Si el sueño fuera (como dicen) una tregua, un puro reposo de la mente, ¿por qué si te despiertan bruscamente, sientes que te han robado una fortuna?

El sueño, Jorge Luis Borges

♫ All the things you are

 

Es paradójico que las semanas en las que me pasan más cosas, sean justo aquellas en las que más me cuesta luego encontrar un tema para escribir. El exceso de acción, en mi caso, parece bloquear la capacidad sensible. Por eso ayer, cuando alguien me corroboró que este verano ha asociado mi recuerdo a plácidos momentos en los que nada ocurría, de repente ese hecho, que al principio me irritó, se convirtió en algo importante.

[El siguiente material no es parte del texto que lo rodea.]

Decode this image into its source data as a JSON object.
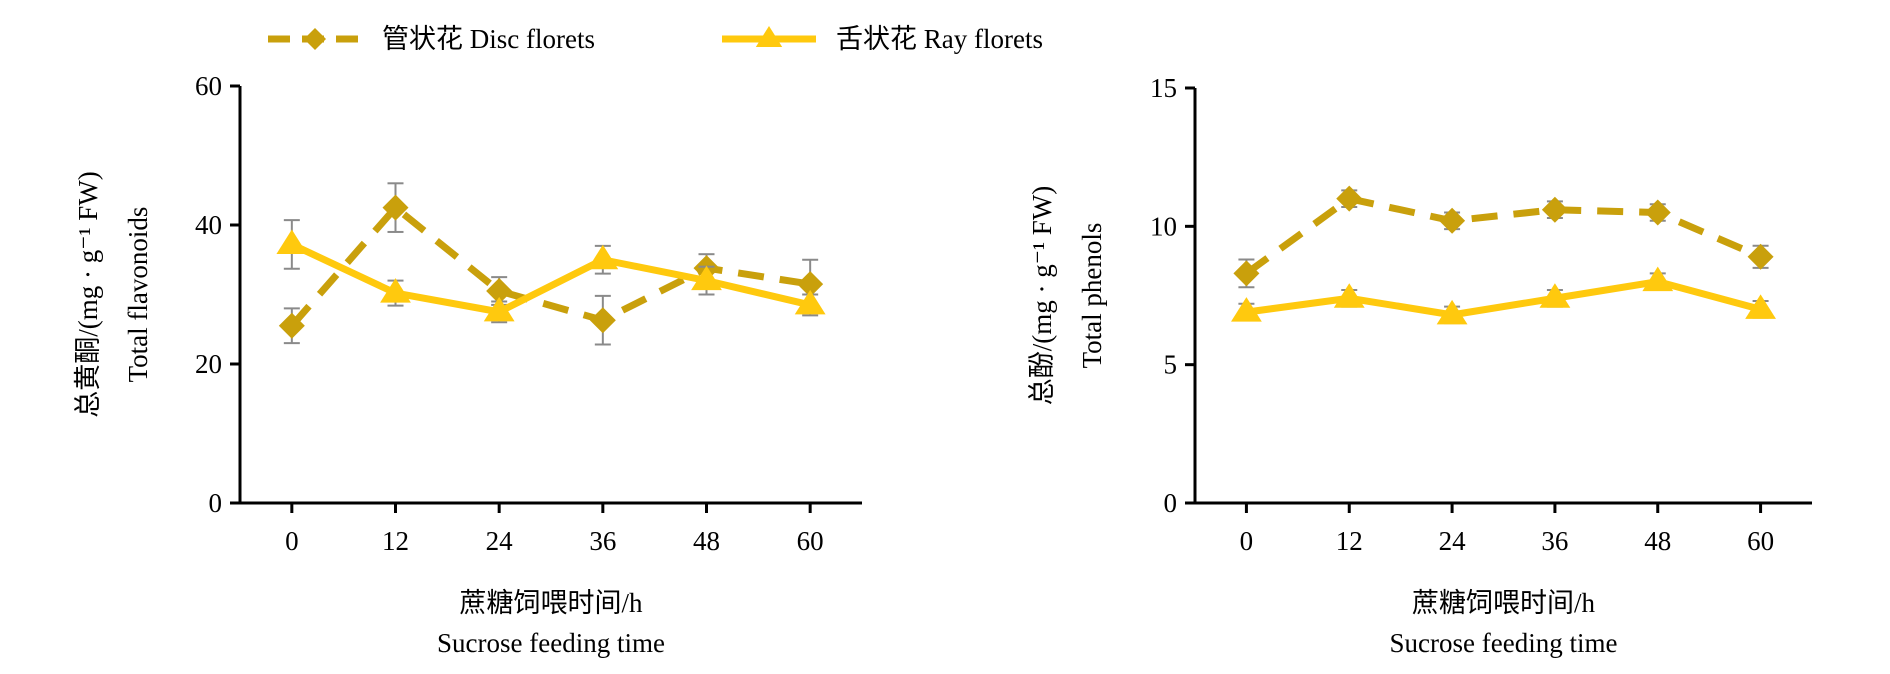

Nunca he sido de esas personas que le preguntan al otro, de repente, “¿en qué estás pensando?” (ni he soportado que me lo pregunten ¡es tan íntimo eso, tan secreto!) y sin embargo… ¿qué momento, qué persona, qué temor, qué deseo, acude a nosotros en esos instantes de calma profunda, cuando nos tumbamos sobre un manto de hierba dejando las pupilas vagar entre las nubes, o nos abrazamos las rodillas, sentados frente al mar, y nuestra sangre parece seguir el ritmo del oleaje?

Me pregunto también (ya puestos) si ese “acude a nosotros” es la forma correcta de contar lo que realmente sucede, si no sería mejor preguntarnos en qué o en quién nos refugiamos cuando queremos resguardar esa paz que, sin avisar, nos invade de repente y que, al menos en mi caso, va siempre acompañada de algún sonido de la naturaleza: el viento, los pájaros, las olas… ninguna voz humana, excepto las que viven en mi pensamiento. Esas que no sé muy bien si busco o si me encuentran.

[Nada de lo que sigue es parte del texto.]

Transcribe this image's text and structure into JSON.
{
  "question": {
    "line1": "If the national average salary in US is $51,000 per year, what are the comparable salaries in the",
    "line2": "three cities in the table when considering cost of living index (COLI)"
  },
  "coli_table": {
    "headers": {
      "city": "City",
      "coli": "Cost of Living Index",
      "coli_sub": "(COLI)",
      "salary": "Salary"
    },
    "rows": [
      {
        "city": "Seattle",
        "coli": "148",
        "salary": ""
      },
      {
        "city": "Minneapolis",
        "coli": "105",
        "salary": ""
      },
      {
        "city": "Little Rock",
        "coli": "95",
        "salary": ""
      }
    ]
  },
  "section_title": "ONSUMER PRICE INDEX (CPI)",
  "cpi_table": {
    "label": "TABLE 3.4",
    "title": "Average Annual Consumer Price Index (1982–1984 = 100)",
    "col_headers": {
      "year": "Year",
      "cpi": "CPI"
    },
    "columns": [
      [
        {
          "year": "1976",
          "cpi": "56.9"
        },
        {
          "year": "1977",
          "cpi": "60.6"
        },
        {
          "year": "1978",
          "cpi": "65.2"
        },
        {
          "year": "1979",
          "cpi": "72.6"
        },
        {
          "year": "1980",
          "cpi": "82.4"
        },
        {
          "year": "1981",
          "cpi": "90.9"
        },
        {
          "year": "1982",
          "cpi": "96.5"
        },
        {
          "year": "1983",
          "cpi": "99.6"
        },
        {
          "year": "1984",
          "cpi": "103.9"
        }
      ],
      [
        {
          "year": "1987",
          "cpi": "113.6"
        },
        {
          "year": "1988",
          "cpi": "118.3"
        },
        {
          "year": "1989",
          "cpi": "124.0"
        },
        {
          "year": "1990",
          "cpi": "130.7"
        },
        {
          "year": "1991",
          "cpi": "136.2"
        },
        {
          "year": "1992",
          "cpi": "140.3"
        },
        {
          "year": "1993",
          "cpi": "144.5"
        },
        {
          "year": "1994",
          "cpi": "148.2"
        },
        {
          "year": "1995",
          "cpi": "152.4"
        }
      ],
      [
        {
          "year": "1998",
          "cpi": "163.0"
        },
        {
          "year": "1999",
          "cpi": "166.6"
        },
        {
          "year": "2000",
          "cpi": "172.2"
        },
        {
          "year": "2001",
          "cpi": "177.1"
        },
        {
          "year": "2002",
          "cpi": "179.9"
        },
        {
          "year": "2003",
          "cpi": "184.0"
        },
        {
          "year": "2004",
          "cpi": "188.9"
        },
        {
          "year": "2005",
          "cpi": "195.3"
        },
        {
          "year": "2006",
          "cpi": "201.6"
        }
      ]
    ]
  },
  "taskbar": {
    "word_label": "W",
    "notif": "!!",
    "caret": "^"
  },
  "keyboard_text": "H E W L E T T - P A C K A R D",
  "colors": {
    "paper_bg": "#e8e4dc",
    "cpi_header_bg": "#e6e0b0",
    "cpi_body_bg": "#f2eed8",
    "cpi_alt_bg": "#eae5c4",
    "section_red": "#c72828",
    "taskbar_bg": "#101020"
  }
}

Me sorprende notar que, cuando estoy sola y en silencio, pienso siempre en voces, en palabras, en personas que me ayudan a alargar la felicidad que siento, unos minutos, unos segundos más… hasta que el sol salga, o se ponga.


 

Tengo una cadenita que azota la ventana del estudio y, como me gusta escribir de madrugada, resuena en el silencio de la noche como si fuese el badajo de una gran campana y no el hilo plateado que pende de una simple persiana de madera.

Me gusta escucharla, porque me acompaña en la lectura del fin de semana o mientras escribo este blog y, de algún modo, me recuerda que está amaneciendo un nuevo día y sigo aquí. También porque me obliga a levantarme y mirar tras los cristales.

Desde mi casa se ve el mar. No sé si podría vivir en una ciudad lejos de la costa. No me entendáis mal, no suelo ir a la playa en verano, ni tengo un velero desde el que ver la puesta de sol o escuchar cantar habaneras… en realidad, casi nunca me acerco a la orilla. Pero necesito saber que está ahí, ofreciéndome la posibilidad de alcanzar un horizonte que, desde mi ventana, parece infinito.

Suena la cadenita y me acerco a contemplar la línea azul que apenas brilla bajo la luz de un sol que hace el gesto de asomarse. Todavía no he encendido la calefacción y contraigo los hombros bajo el chal. Se me pierde la mirada y regreso a un pueblo pequeño y húmedo, me apoyo en la barandilla de piedra y me asomo a ver un río que no parece muy profundo. Un cuervo picotea algo entre las flores de una glorieta.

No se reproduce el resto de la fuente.